Another person from Northwestern, Ronald Willoughby, played the young man. Claris appeared in the play herself and Linda Eskenas, who became a big star at the Caffé Cino played the ingénue. An older actress that I cast from auditions, Lynn Rogers, was terrific in the play.


We finally got around to doing a play and then we did one right after another. "The Rue Garden" was followed by "The Clown", which Claris had written earlier. Then we followed that with a play for Valentine's Day called "Romance d' Amour," which was a collection of wonderful speeches and scenes of love - Balcony scene from "Cyrano de Bergerac", the balcony scene from "Romeo and Juliet", the scene with Rosalind in "As You Like It", and various poetry, some of the sonnets.


Erma: How many cast members were you able to accommodate in the space at the Caffé?

Marshall: The biggest cast was probably "The Clown". I don't think I ever saw a bigger production than that at the Cino. It had, probably eight people altogether in it. The dressing room was very small backstage. We were right in each other's laps, as it were.


Joe loved "The Clown". He was crazy about "The Clown". At the Cino at that time, the staff was made up basically of Joe Cino, who did the coffee at the coffee machine and ran the place. Johnny Dodd was the waiter. And also did the lights, and John Torrey, who was Joe's lover. He was a very tall Germanic looking guy, blond hair. Maybe 6'4". He was sort of the technician. He did everything that was needed technically… And Kenny Burgess who became quite a wonderful artist, he was the dishwasher. Actually there was another fellow, Joe Davies. That was the staff of five people.


Erma: That's incredible. What about audience size?


Marshall: I think it could seat 30 about that. 30, 35, if you really scrunched them in. In shows that were really popular they did. They squeezed them in and people sat on the jukebox and in the window sills, what have you.

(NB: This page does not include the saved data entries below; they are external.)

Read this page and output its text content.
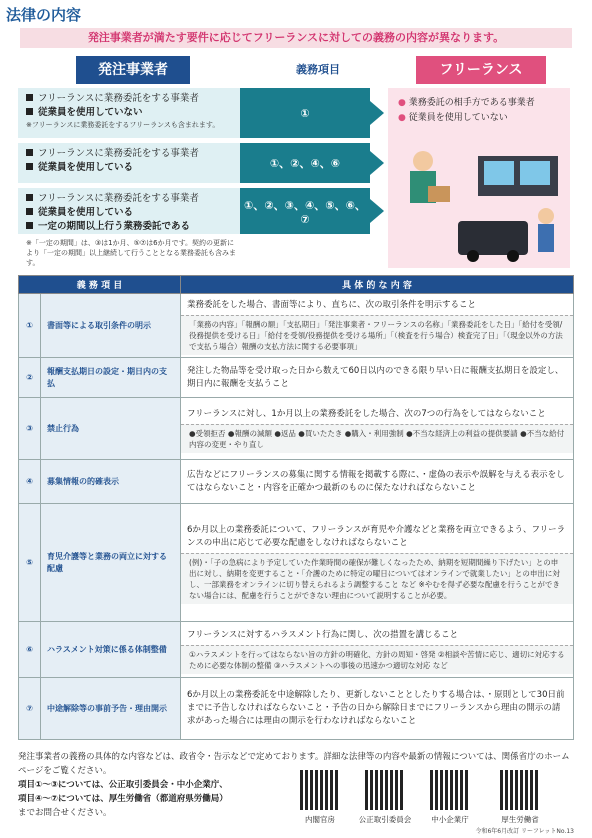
法律の内容
発注事業者が満たす要件に応じてフリーランスに対しての義務の内容が異なります。
発注事業者	義務項目	フリーランス
フリーランスに業務委託をする事業者
従業員を使用していない
※フリーランスに業務委託をするフリーランスも含まれます。
①
フリーランスに業務委託をする事業者
従業員を使用している	①、②、④、⑥
フリーランスに業務委託をする事業者
従業員を使用している
一定の期間以上行う業務委託である
①、②、③、④、⑤、⑥、⑦
※「一定の期間」は、③は1か月、⑤⑦は6か月です。契約の更新により「一定の期間」以上継続して行うこととなる業務委託も含みます。
● 業務委託の相手方である事業者
● 従業員を使用していない
義 務 項 目		具 体 的 な 内 容
①	書面等による取引条件の明示	業務委託をした場合、書面等により、直ちに、次の取引条件を明示すること
「業務の内容」「報酬の額」「支払期日」「発注事業者・フリーランスの名称」「業務委託をした日」「給付を受領/役務提供を受ける日」「給付を受領/役務提供を受ける場所」「（検査を行う場合）検査完了日」「（現金以外の方法で支払う場合）報酬の支払方法に関する必要事項」

②	報酬支払期日の設定・期日内の支払	発注した物品等を受け取った日から数えて60日以内のできる限り早い日に報酬支払期日を設定し、期日内に報酬を支払うこと

③	禁止行為	フリーランスに対し、1か月以上の業務委託をした場合、次の7つの行為をしてはならないこと
●受領拒否 ●報酬の減額 ●返品 ●買いたたき ●購入・利用強制 ●不当な経済上の利益の提供要請 ●不当な給付内容の変更・やり直し

④	募集情報の的確表示	広告などにフリーランスの募集に関する情報を掲載する際に、・虚偽の表示や誤解を与える表示をしてはならないこと・内容を正確かつ最新のものに保たなければならないこと

⑤	育児介護等と業務の両立に対する配慮	6か月以上の業務委託について、フリーランスが育児や介護などと業務を両立できるよう、フリーランスの申出に応じて必要な配慮をしなければならないこと
(例)・「子の急病により予定していた作業時間の確保が難しくなったため、納期を短期間繰り下げたい」との申出に対し、納期を変更すること・「介護のために特定の曜日についてはオンラインで就業したい」との申出に対し、一部業務をオンラインに切り替えられるよう調整すること など ※やむを得ず必要な配慮を行うことができない場合には、配慮を行うことができない理由について説明することが必要。

⑥	ハラスメント対策に係る体制整備	フリーランスに対するハラスメント行為に関し、次の措置を講じること
①ハラスメントを行ってはならない旨の方針の明確化、方針の周知・啓発 ②相談や苦情に応じ、適切に対応するために必要な体制の整備 ③ハラスメントへの事後の迅速かつ適切な対応 など

⑦	中途解除等の事前予告・理由開示	6か月以上の業務委託を中途解除したり、更新しないこととしたりする場合は、・原則として30日前までに予告しなければならないこと・予告の日から解除日までにフリーランスから理由の開示の請求があった場合には理由の開示を行わなければならないこと
発注事業者の義務の具体的な内容などは、政省令・告示などで定めております。詳細な法律等の内容や最新の情報については、関係省庁のホームページをご覧ください。
項目①～③については、公正取引委員会・中小企業庁、
項目④～⑦については、厚生労働省（都道府県労働局）
までお問合せください。
内閣官房	公正取引委員会	中小企業庁	厚生労働省
令和6年6月改訂 リーフレットNo.13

Erma: How many performances usually?


Marshall: We played every night, Tuesday through Thursday at 9:00 and 11:00 o'clock. On Friday and Saturday, we played 9:00, 11:00 and 1:00. That was fun. Then there was a Sunday performance, of course, 9:00 and 11:00 as the others were.


Erma: Did you have audiences?


Marshall: Oh we did, definitely. We would play Tuesday through Sunday, and that was it. Then there would be a day off for the new show to come in and set up and then they would start on Tuesday. So it was a very busy place, very active. With a quick turnover like that, there was always something happening at the Cino. People came by just to see what was going on. Because they didn't know what they were going to see. It was going to be new plays, for the most part.


Although initially there were a lot of classic revivals. Things like, Neil Flanagan did a wonderful adaptation of "The Stranger" by Camus. I think the first show that Lanford saw there was a production of "The Chairs", Ionesco.


Erma: Then that's where you met your longtime collaborator and the history breaking record of playwright/director collaboration was established, yes?


Marshall: Yes, well actually I never did anything with Lanford at the Cino. I mean I never directed him. I did later, much later, after I'd done the play at La Mama we brought it to the Cino.